Het doek erover, de schaar erin: waarom zorgt vrouwelijk hoofdhaar voor zoveel controverse?
Je zou het niet zeggen als je Vladimir Poetin of Joe Biden ziet, maar vrouwenhaar regeert de wereld. Wie had kunnen bedenken dat de internationale sportwereld anno 2022 in de ban zou zijn van dameslokken? Toch is vrouwelijk haar oorzaak van de controverse rond de deelname van Iran aan het WK, van de tragische dood van jonge vrouwen in Iran en van vallende haarlokken in Europese televisiestudio’s en politieke arena’s.
Uit ervaring weet ik het zelf maar al te goed: niets zo prettig als een volle bos glanzende manen die vrolijk meedansen op de maat van je tred.
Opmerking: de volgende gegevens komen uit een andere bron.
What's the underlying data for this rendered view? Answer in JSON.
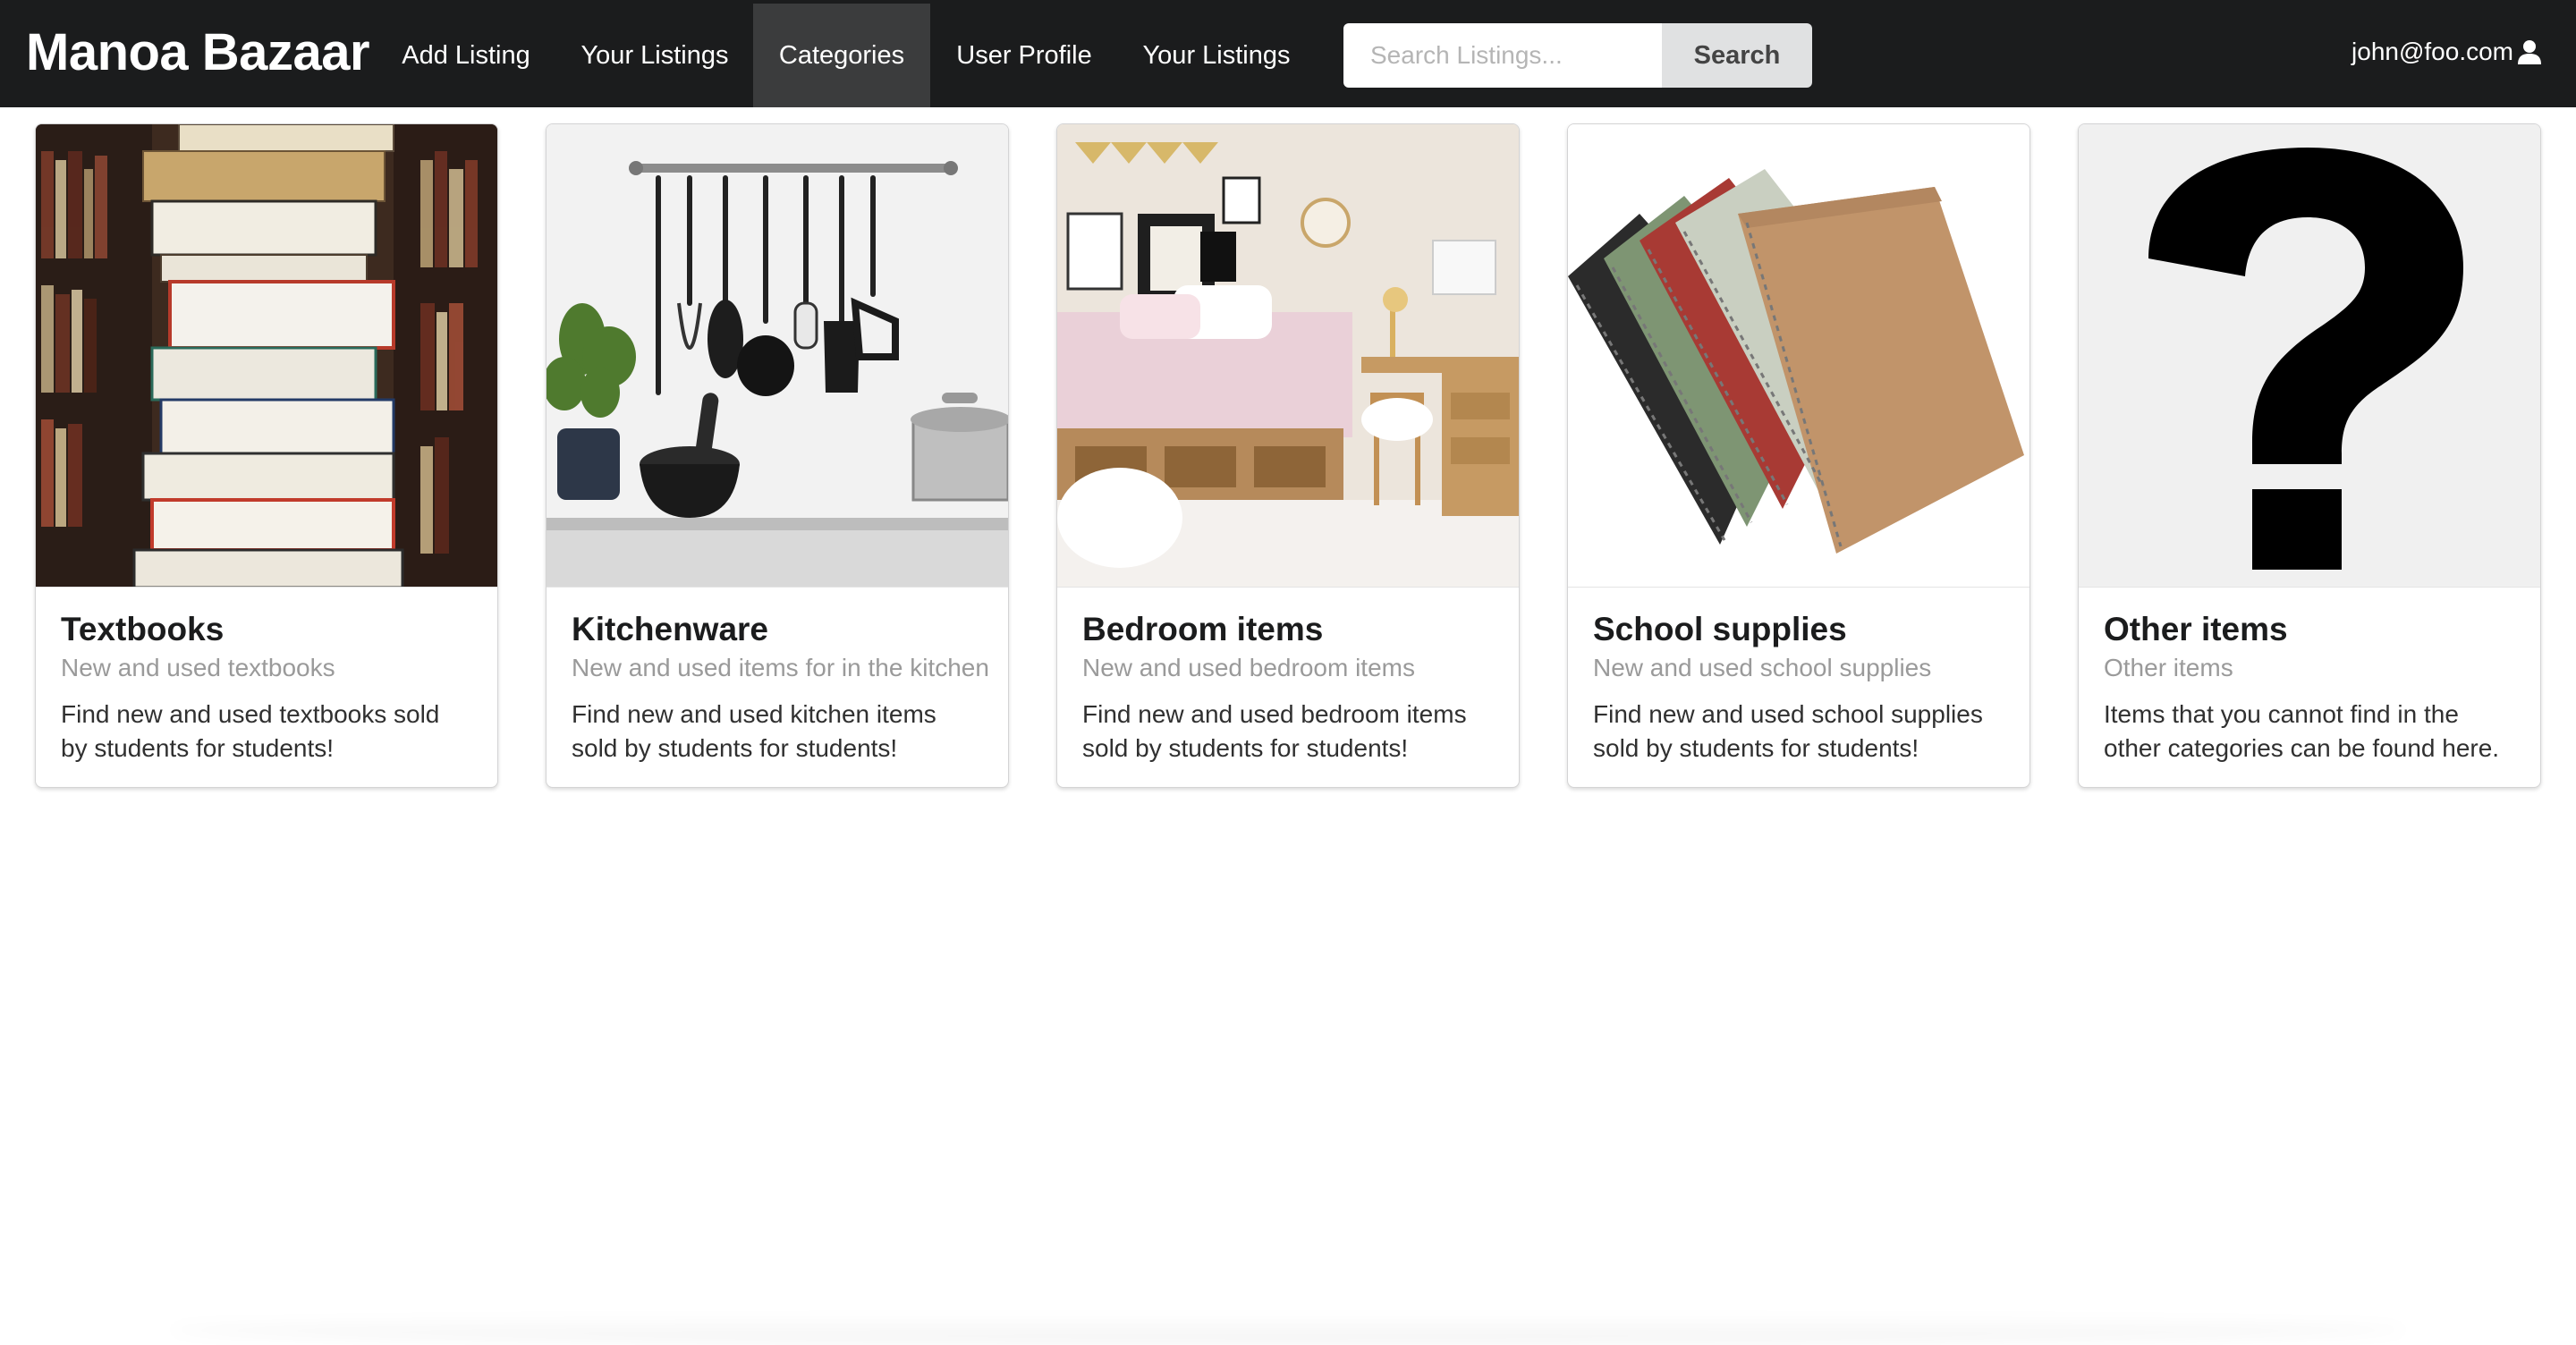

Toen ik een paar jaar geleden tijdelijk bijna al mijn hoofdhaar verloor, besefte ik dat meer dan ooit. Omdat ons hoofdhaar zo vanzelfsprekend lijkt, is de betekenis ervan in het Westen wat ondergesneeuwd geraakt. Toch is er binnen culturele en religieuze tradities massa’s inkt aan gespendeerd. In het Lucasevangelie lezen bijvoorbeeld we hoe een vrouw Jezus’ voeten droogt met haar lange haren, als teken van toewijding. Ook de apostel Paulus is duidelijk een liefhebber van lange vrouwenharen. Hij noemt een vrouw die blootshoofds bidt ‘een schande’ en vergelijkt haar met iemand die kaalgeschoren is.
Je hoofd scheren: in het oude Israël was dat een teken van rouw. Niet alleen voor vrouwen trouwens, maar ook voor de heren. Ongetemde lokken waren de kracht van Simson en de Nazireeërs. Ze tekenen eveneens de toewijding aan het spirituele levenspad van de Sikhs, rastafari’s en oorspronkelijke bewoners van Amerika. Haar geldt in tradities wereldwijd als een bron van kracht, vitaliteit en intuïtie.
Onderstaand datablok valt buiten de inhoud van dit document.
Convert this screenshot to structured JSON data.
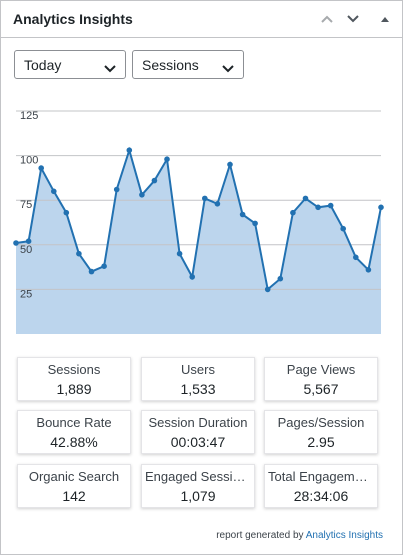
{
  "widget": {
    "title": "Analytics Insights"
  },
  "icons": {
    "move_up": "chevron-up-icon",
    "move_down": "chevron-down-icon",
    "toggle": "triangle-up-icon"
  },
  "filters": {
    "period": "Today",
    "metric": "Sessions"
  },
  "colors": {
    "line": "#2271b1",
    "area": "#b8d3ec",
    "grid": "#c3c4c7",
    "link": "#2271b1"
  },
  "chart_data": {
    "type": "area",
    "y_ticks": [
      "125",
      "100",
      "75",
      "50",
      "25"
    ],
    "ylim": [
      0,
      125
    ],
    "grid": true,
    "values": [
      51,
      52,
      93,
      80,
      68,
      45,
      35,
      38,
      81,
      103,
      78,
      86,
      98,
      45,
      32,
      76,
      73,
      95,
      67,
      62,
      25,
      31,
      68,
      76,
      71,
      72,
      59,
      43,
      36,
      71
    ]
  },
  "stats": [
    {
      "label": "Sessions",
      "value": "1,889"
    },
    {
      "label": "Users",
      "value": "1,533"
    },
    {
      "label": "Page Views",
      "value": "5,567"
    },
    {
      "label": "Bounce Rate",
      "value": "42.88%"
    },
    {
      "label": "Session Duration",
      "value": "00:03:47"
    },
    {
      "label": "Pages/Session",
      "value": "2.95"
    },
    {
      "label": "Organic Search",
      "value": "142"
    },
    {
      "label": "Engaged Sessions",
      "value": "1,079"
    },
    {
      "label": "Total Engagement Time",
      "value": "28:34:06"
    }
  ],
  "footer": {
    "text": "report generated by",
    "link": "Analytics Insights"
  }
}
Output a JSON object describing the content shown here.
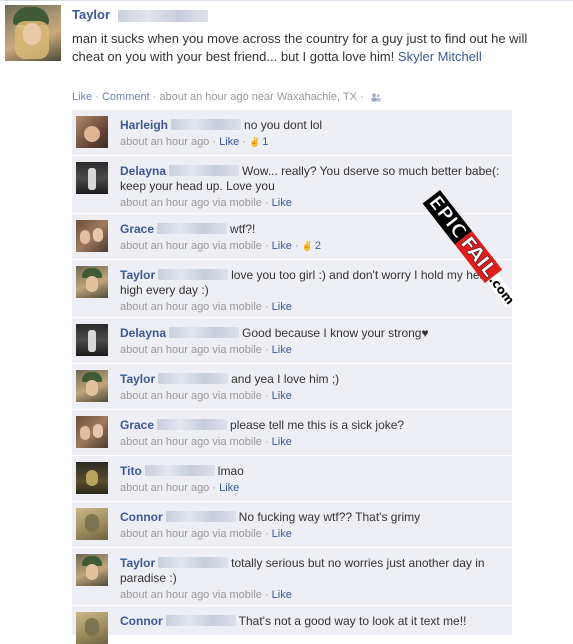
{
  "post": {
    "author": "Taylor",
    "text": "man it sucks when you move across the country for a guy just to find out he will cheat on you with your best friend... but I gotta love him! ",
    "mention": "Skyler Mitchell",
    "actions": {
      "like": "Like",
      "comment": "Comment"
    },
    "meta": "about an hour ago near Waxahachie, TX",
    "separator": " · "
  },
  "stamp": {
    "epic": "EPIC",
    "fail": "FAIL",
    "dotcom": ".com"
  },
  "comments": [
    {
      "name": "Harleigh",
      "text": "no you dont lol",
      "time": "about an hour ago",
      "via": "",
      "like": "Like",
      "likes": "1",
      "avatar": "harleigh",
      "height": 46
    },
    {
      "name": "Delayna",
      "text": "Wow... really? You dserve so much better babe(: keep your head up. Love you",
      "time": "about an hour ago",
      "via": " via mobile",
      "like": "Like",
      "likes": "",
      "avatar": "delayna",
      "height": 58
    },
    {
      "name": "Grace",
      "text": "wtf?!",
      "time": "about an hour ago",
      "via": " via mobile",
      "like": "Like",
      "likes": "2",
      "avatar": "grace",
      "height": 46
    },
    {
      "name": "Taylor",
      "text": "love you too girl :) and don't worry I hold my head high every day :)",
      "time": "about an hour ago",
      "via": " via mobile",
      "like": "Like",
      "likes": "",
      "avatar": "taylor",
      "height": 58
    },
    {
      "name": "Delayna",
      "text": "Good because I know your strong♥",
      "time": "about an hour ago",
      "via": " via mobile",
      "like": "Like",
      "likes": "",
      "avatar": "delayna",
      "height": 46
    },
    {
      "name": "Taylor",
      "text": "and yea I love him ;)",
      "time": "about an hour ago",
      "via": " via mobile",
      "like": "Like",
      "likes": "",
      "avatar": "taylor",
      "height": 46
    },
    {
      "name": "Grace",
      "text": "please tell me this is a sick joke?",
      "time": "about an hour ago",
      "via": " via mobile",
      "like": "Like",
      "likes": "",
      "avatar": "grace",
      "height": 46
    },
    {
      "name": "Tito",
      "text": "lmao",
      "time": "about an hour ago",
      "via": "",
      "like": "Like",
      "likes": "",
      "avatar": "tito",
      "height": 46
    },
    {
      "name": "Connor",
      "text": "No fucking way wtf?? That's grimy",
      "time": "about an hour ago",
      "via": " via mobile",
      "like": "Like",
      "likes": "",
      "avatar": "connor",
      "height": 46
    },
    {
      "name": "Taylor",
      "text": "totally serious but no worries just another day in paradise :)",
      "time": "about an hour ago",
      "via": " via mobile",
      "like": "Like",
      "likes": "",
      "avatar": "taylor",
      "height": 58
    },
    {
      "name": "Connor",
      "text": "That's not a good way to look at it text me!!",
      "time": "",
      "via": "",
      "like": "",
      "likes": "",
      "avatar": "connor",
      "height": 30
    }
  ]
}
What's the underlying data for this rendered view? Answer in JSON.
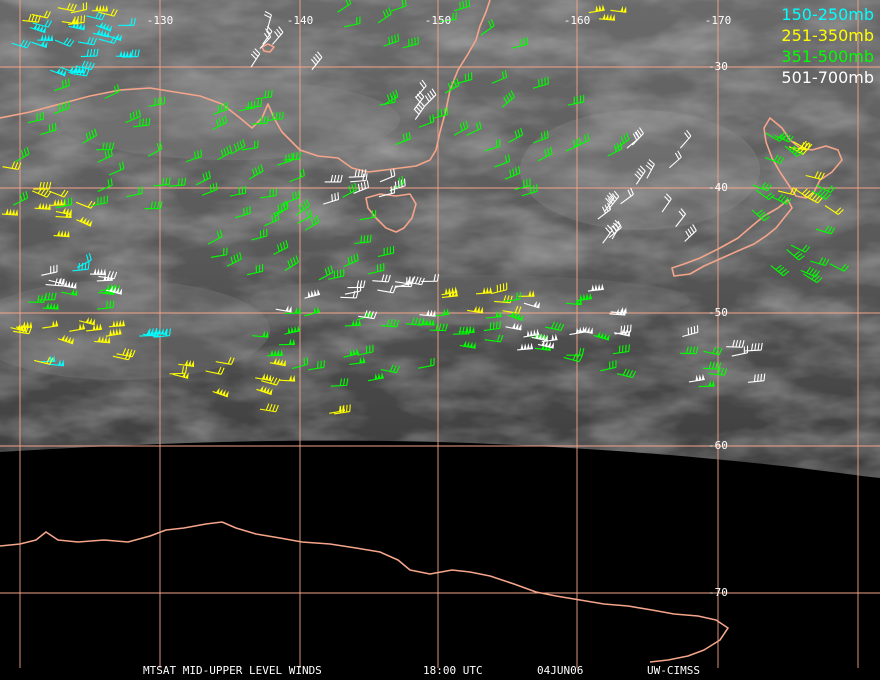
{
  "legend": [
    {
      "label": "150-250mb",
      "color": "#00ffff"
    },
    {
      "label": "251-350mb",
      "color": "#ffff00"
    },
    {
      "label": "351-500mb",
      "color": "#00ff00"
    },
    {
      "label": "501-700mb",
      "color": "#ffffff"
    }
  ],
  "longitudes": [
    "-130",
    "-140",
    "-150",
    "-160",
    "-170"
  ],
  "latitudes": [
    "-30",
    "-40",
    "-50",
    "-60",
    "-70"
  ],
  "footer": {
    "product": "MTSAT MID-UPPER LEVEL WINDS",
    "time": "18:00 UTC",
    "date": "04JUN06",
    "source": "UW-CIMSS"
  },
  "colors": {
    "coastline": "#f4a58a",
    "gridline": "#f4a58a",
    "space": "#000000"
  }
}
Maar haar ligt ook onder vuur, zeker als het om vrouwenhaar gaat. Heksenvervolgingen, openlijke knip- en scheerbeurten van ‘moffenmeiden’, lijsten met ‘toegestane kapsels’ in Noord-Korea, Amerikaanse kostscholen die zwarte meisjes verplichten hun lokken te straighten: stuk voor stuk zijn het pogingen om non-conformistische vrouwen onder controle te krijgen. Want vrouwen die hun manen laten wapperen als een symbool van een vrije en ongetemde geest, zijn een tikje gevaarlijk. Dus moet de doek erover, de schaar erin, of anders grijpen haarfobische regimes wel naar elastiekjes, spelden of bijtende chemicaliën.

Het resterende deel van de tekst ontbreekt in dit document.